Strange...I don't see any explicit pure in my sources...

object.di declares it as

private
{
    extern (C) void _d_arrayshrinkfit(TypeInfo ti, void[] arr);
}

and object_.d declares it as

private
{
    extern (C) void _d_arrayshrinkfit(const TypeInfo ti, void[] arr);
}

Have I missed something?

[nordlow]

Oops. I was using a too old copy of druntime. Sorry.

Shall someone revert this or do we need time to reflect more on this matter?

[monarchdodra]

or do we need time to reflect more on this matter?

assumeSafeAppend is functionally pure. If we can find a way to tell the compiler that it is weakly pure, then there is nothing to revert or reflect on.

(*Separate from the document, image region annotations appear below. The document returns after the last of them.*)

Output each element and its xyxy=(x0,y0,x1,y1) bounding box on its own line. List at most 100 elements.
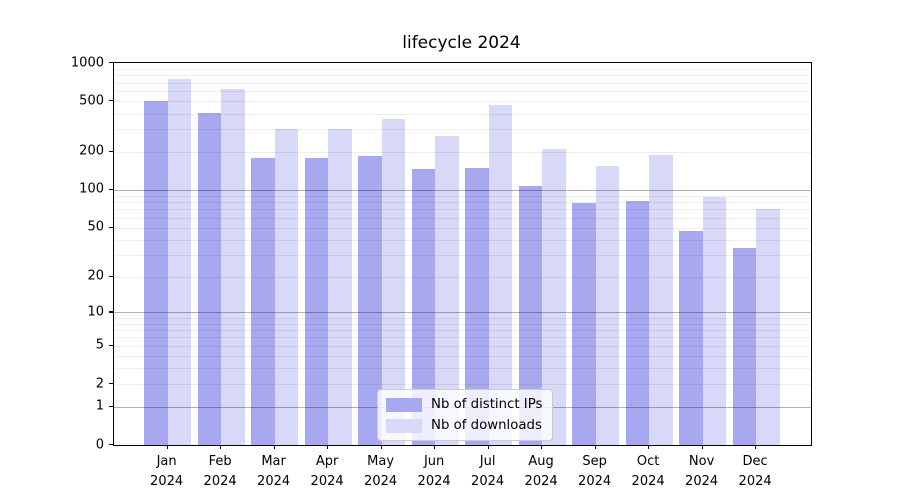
gridline-4 xyxy=(114,356,811,357)
gridline-3 xyxy=(114,368,811,370)
y-tick-mark-100 xyxy=(109,188,113,190)
y-tick-label-0: 0 xyxy=(95,437,104,452)
bar-downloads-nov xyxy=(702,197,727,445)
y-tick-mark-50 xyxy=(109,226,113,228)
gridline-2 xyxy=(114,384,811,386)
x-tick-mark-aug xyxy=(541,445,543,450)
gridline-6 xyxy=(114,337,811,339)
bar-distinct-ips-jan xyxy=(144,101,168,445)
y-tick-mark-500 xyxy=(109,100,113,102)
x-tick-mark-mar xyxy=(273,445,275,450)
gridline-300 xyxy=(114,129,811,131)
bar-distinct-ips-oct xyxy=(625,201,650,445)
x-tick-mark-oct xyxy=(648,445,650,450)
gridline-7 xyxy=(114,330,811,331)
gridline-5 xyxy=(114,345,811,347)
y-tick-mark-2 xyxy=(109,383,113,385)
gridline-200 xyxy=(114,151,811,153)
legend-swatch-distinct-ips xyxy=(386,397,422,412)
y-tick-label-2: 2 xyxy=(95,376,104,392)
bar-downloads-feb xyxy=(221,89,245,445)
x-tick-label-jan: Jan 2024 xyxy=(150,454,184,489)
gridline-60 xyxy=(114,217,811,219)
bar-distinct-ips-feb xyxy=(197,112,222,445)
gridline-90 xyxy=(114,195,811,197)
x-tick-mark-sep xyxy=(594,445,596,450)
bar-distinct-ips-dec xyxy=(732,248,757,445)
plot-area: Nb of distinct IPs Nb of downloads xyxy=(113,62,812,446)
y-tick-mark-1 xyxy=(109,405,113,407)
bar-downloads-may xyxy=(381,118,406,445)
y-tick-label-1000: 1000 xyxy=(70,55,104,70)
gridline-40 xyxy=(114,239,811,241)
y-tick-label-200: 200 xyxy=(79,143,104,159)
y-tick-mark-1000 xyxy=(109,62,113,64)
bar-distinct-ips-aug xyxy=(518,185,543,445)
x-tick-label-mar: Mar 2024 xyxy=(257,454,291,489)
legend-label-downloads: Nb of downloads xyxy=(431,418,542,433)
x-tick-mark-dec xyxy=(755,445,757,450)
gridline-30 xyxy=(114,255,811,257)
legend-label-distinct-ips: Nb of distinct IPs xyxy=(431,397,543,412)
legend-swatch-downloads xyxy=(386,418,422,433)
x-tick-mark-may xyxy=(380,445,382,450)
gridline-8 xyxy=(114,323,811,325)
x-tick-mark-jul xyxy=(487,445,489,450)
x-tick-mark-apr xyxy=(327,445,329,450)
gridline-50 xyxy=(114,227,811,229)
bar-downloads-jan xyxy=(167,78,192,445)
gridline-10 xyxy=(114,312,811,314)
x-tick-label-aug: Aug 2024 xyxy=(524,454,558,489)
bar-distinct-ips-may xyxy=(358,156,382,445)
gridline-400 xyxy=(114,113,811,115)
gridline-600 xyxy=(114,91,811,93)
gridline-900 xyxy=(114,68,811,70)
y-tick-mark-10 xyxy=(109,311,113,313)
x-tick-label-apr: Apr 2024 xyxy=(310,454,344,489)
y-tick-label-10: 10 xyxy=(87,304,104,320)
x-tick-mark-feb xyxy=(220,445,222,450)
bar-distinct-ips-jul xyxy=(465,167,489,445)
bar-downloads-jun xyxy=(435,136,459,445)
x-tick-mark-nov xyxy=(701,445,703,450)
y-tick-label-500: 500 xyxy=(79,93,104,109)
y-tick-label-20: 20 xyxy=(87,268,104,284)
y-tick-label-1: 1 xyxy=(95,398,104,414)
bar-downloads-aug xyxy=(542,149,566,445)
x-tick-mark-jun xyxy=(434,445,436,450)
legend: Nb of distinct IPs Nb of downloads xyxy=(377,389,554,441)
gridline-80 xyxy=(114,202,811,203)
bar-downloads-dec xyxy=(756,209,780,445)
y-tick-label-100: 100 xyxy=(79,181,104,197)
bar-downloads-mar xyxy=(274,128,299,445)
x-tick-label-nov: Nov 2024 xyxy=(685,454,719,489)
x-tick-label-may: May 2024 xyxy=(364,454,398,489)
x-tick-mark-jan xyxy=(166,445,168,450)
y-tick-mark-20 xyxy=(109,275,113,277)
y-tick-mark-5 xyxy=(109,344,113,347)
bar-distinct-ips-sep xyxy=(572,202,596,445)
gridline-100 xyxy=(114,189,811,191)
bar-distinct-ips-apr xyxy=(304,157,329,445)
gridline-9 xyxy=(114,317,811,319)
x-tick-label-jun: Jun 2024 xyxy=(417,454,451,489)
x-tick-label-jul: Jul 2024 xyxy=(471,454,505,489)
chart-title: lifecycle 2024 xyxy=(402,33,521,53)
y-tick-label-50: 50 xyxy=(87,219,104,235)
bar-distinct-ips-nov xyxy=(679,231,703,445)
bar-downloads-sep xyxy=(595,165,620,445)
bar-distinct-ips-jun xyxy=(411,169,436,445)
legend-item-downloads: Nb of downloads xyxy=(386,418,542,433)
bar-downloads-apr xyxy=(328,129,352,445)
y-tick-mark-0 xyxy=(109,444,113,446)
x-tick-label-sep: Sep 2024 xyxy=(578,454,612,489)
gridline-500 xyxy=(114,101,811,103)
gridline-20 xyxy=(114,276,811,278)
gridline-700 xyxy=(114,82,811,84)
x-tick-label-feb: Feb 2024 xyxy=(203,454,237,489)
bar-downloads-jul xyxy=(488,105,513,445)
y-tick-label-5: 5 xyxy=(95,337,104,353)
bar-distinct-ips-mar xyxy=(251,157,275,445)
legend-item-distinct-ips: Nb of distinct IPs xyxy=(386,397,542,412)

For example, adding a hidden dummy pointer should fix it?

auto ref inout(T[]) assumeSafeAppend(T)(auto ref inout(T[]) arr, void* dummy = null);

This fixes the issue, and we preserve the weak purity.

[schveiguy]

@monarchdodra @nordlow I think we should back out the pure attribute for now. It was a very very recent change, so virtually no code depends on it. If we can re-introduce it in a way that makes it weak-pure for all types, then we can debate that.

Note that assumeSafeAppend uses a cast to call _d_arrayShrinkFit with a void *, so we must tread very carefully -- it is casting away immutability.

[nordlow]

Shall I remove the pure attribute and remove my cast(void)s on calls to assumeSafeAppend in my pull request?

[andralex]

@nordlow that would be great. Thanks!

[nordlow]

I guess that means that this pull request is not needed right?

I only need to fix druntime right?

[andralex]

Yah. This work shouldn't go to waste though. Please also submit a bugzilla issue so we figure how we go about the larger problem. Thanks!

[nordlow]

Done: https://github.com/D-Programming-Language/druntime/pull/747/files

[monarchdodra]

I guess that means that this pull request is not needed right?

Yeah, this pull request is definitely not needed. assumeSafeAppend is definitely not strongly pure, and anything that caters to that is wrong.

I only need to fix druntime right?

Yes, please remove the pure attribute. I'll pull you myself.

[quickfur]

Based on last comment, should this PR be closed?